In the fall of 2015, at the age of 44 – young for a person to be diagnosed with pancreatic cancer – Doron Broman was stunned to learn he had a large tumor on his pancreas that had metastasized to the liver. Facing only months to live, Broman would find himself in the right place at the right time.
After doing research online, the Miami-based real estate developer, who has family in Boston, decided on Dana-Farber for treatment. His doctor, Kimmie Ng, MD, MPH, director of clinical research in the Gastrointestinal Cancer Treatment Center, recommended FOLFIRINOX, the strongest combination chemotherapy regimen for pancreatic cancer, which is notoriously difficult to treat.
Broman flew back and forth from Miami to Boston every two weeks for treatment. To everyone’s surprise, in short order, the malignant lesions in his pancreas and liver began to shrink rapidly.
“It was a most remarkable response,” Ng marvels. “The tumors almost completely disappeared after a few cycles of chemotherapy. It made us wonder if he had some kind of molecular alteration in his tumor that made it particularly sensitive to the FOLFIRINOX.”
Oncologists are on the lookout for unusual molecular alterations or mutations in the DNA code of a tumor when they see a patient improve dramatically on a cancer drug that usually has modest or no benefit in other individuals with the disease. These kinds of patients are called “exceptional responders.” In the era of precision medicine, sequencing the DNA of an exceptional responder’s cancer may pinpoint a rare mutation that makes the patient’s tumor unusually sensitive to a particular drug.
Broman fortuitously arrived at Dana-Farber for treatment just after Ng and her colleagues had begun a new research protocol at the Hale Family Center for Pancreatic Cancer under which patients could undergo extra biopsies to get genetic material for precision medicine testing. Broman gave his consent. Whole-exome sequencing of his tumor DNA revealed a mutation in the BRCA2 gene, which, when inherited by a woman, greatly increases her risk of breast and ovarian cancer. But Broman hadn’t inherited the BRCA2 mutation – it just randomly occurred in his pancreatic cells at some point during his life.

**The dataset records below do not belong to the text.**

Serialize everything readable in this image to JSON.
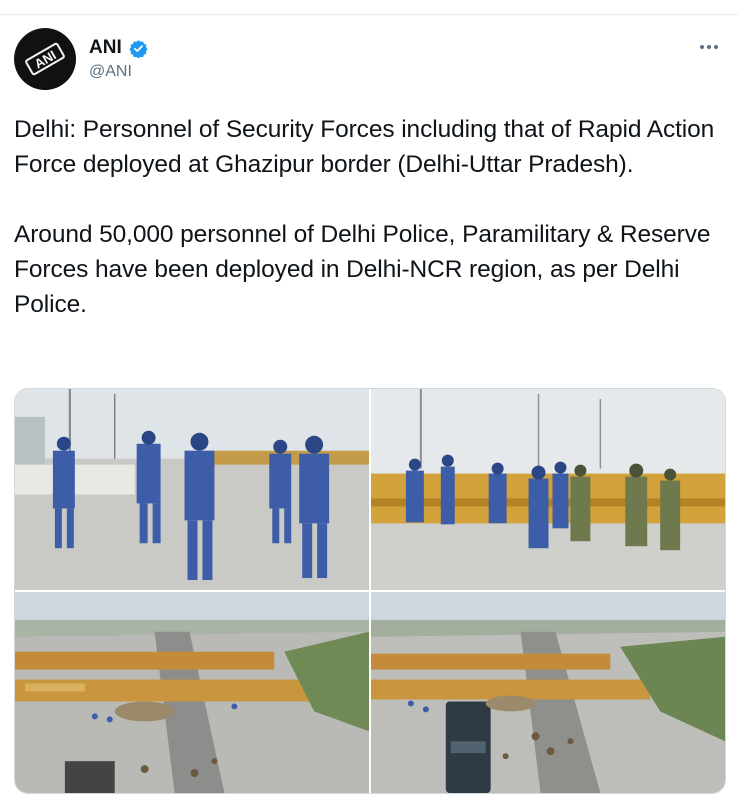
{
  "account": {
    "display_name": "ANI",
    "handle": "@ANI",
    "avatar_text": "ANI",
    "verified": true
  },
  "tweet": {
    "paragraph1": "Delhi: Personnel of Security Forces including that of Rapid Action Force deployed at Ghazipur border (Delhi-Uttar Pradesh).",
    "paragraph2": "Around 50,000 personnel of Delhi Police, Paramilitary & Reserve Forces have been deployed in Delhi-NCR region, as per Delhi Police."
  },
  "colors": {
    "text": "#0f1419",
    "secondary": "#5b7083",
    "verified": "#1d9bf0",
    "border": "#cfd9de"
  },
  "icons": {
    "verified": "verified-badge-icon",
    "more": "more-options-icon"
  },
  "media": {
    "count": 4
  }
}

A mutation in BRCA2 interferes with cells’ ability to repair damage to their DNA code, which can lead to the cells self-destructing. Cancer cells with BRCA2 mutations are especially sensitive to DNA-damaging platinum-based chemotherapy drugs, which are one of the components of the FOLFIRINOX regimen. That could explain why Broman’s cancer was beaten back so successfully.
After 13 cycles of treatment with FOLFIRINOX, which caused side effects like hair loss and neuropathy, Broman was doing so well that his medical team decided to switch him to a targeted drug, olaparib (Lynparza), known as a PARP inhibitor, which also works by hampering DNA damage repair.
“Olaparib is approved for hereditary BRCA-2-related ovarian cancer,” Ng says. “But there is no real data about how well it works in somatic [non-hereditary] BRCA2-mutated tumors.”
So, Broman stopped the FOLFIRINOX and now takes 12 olaparib pills every day, which he says cause no side effects. After six months on his new regimen, MRI and CT scans showed no cancer recurrence, and levels of a blood biomarker for pancreatic cancer remained in normal limits. Ng says the plan is for him to continue taking olaparib indefinitely for as long as it seems to be keeping the cancer under control with minimal side effects.
“I feel really blessed,” says Broman, who says he has prayed every day since his diagnosis. He has recently traveled to Europe, and to Israel, where he was born. “I’m doing so much better than I expected. I’m feeling great; my hair is back, I’m healthy, I walk 12 miles a day, six days a week. My friends say they can’t believe it.”
For Ng and her colleagues, she says Broman’s case “points to the huge benefit that can come from research, precision oncology, and targeting a patient’s tumor based on its molecular profile.”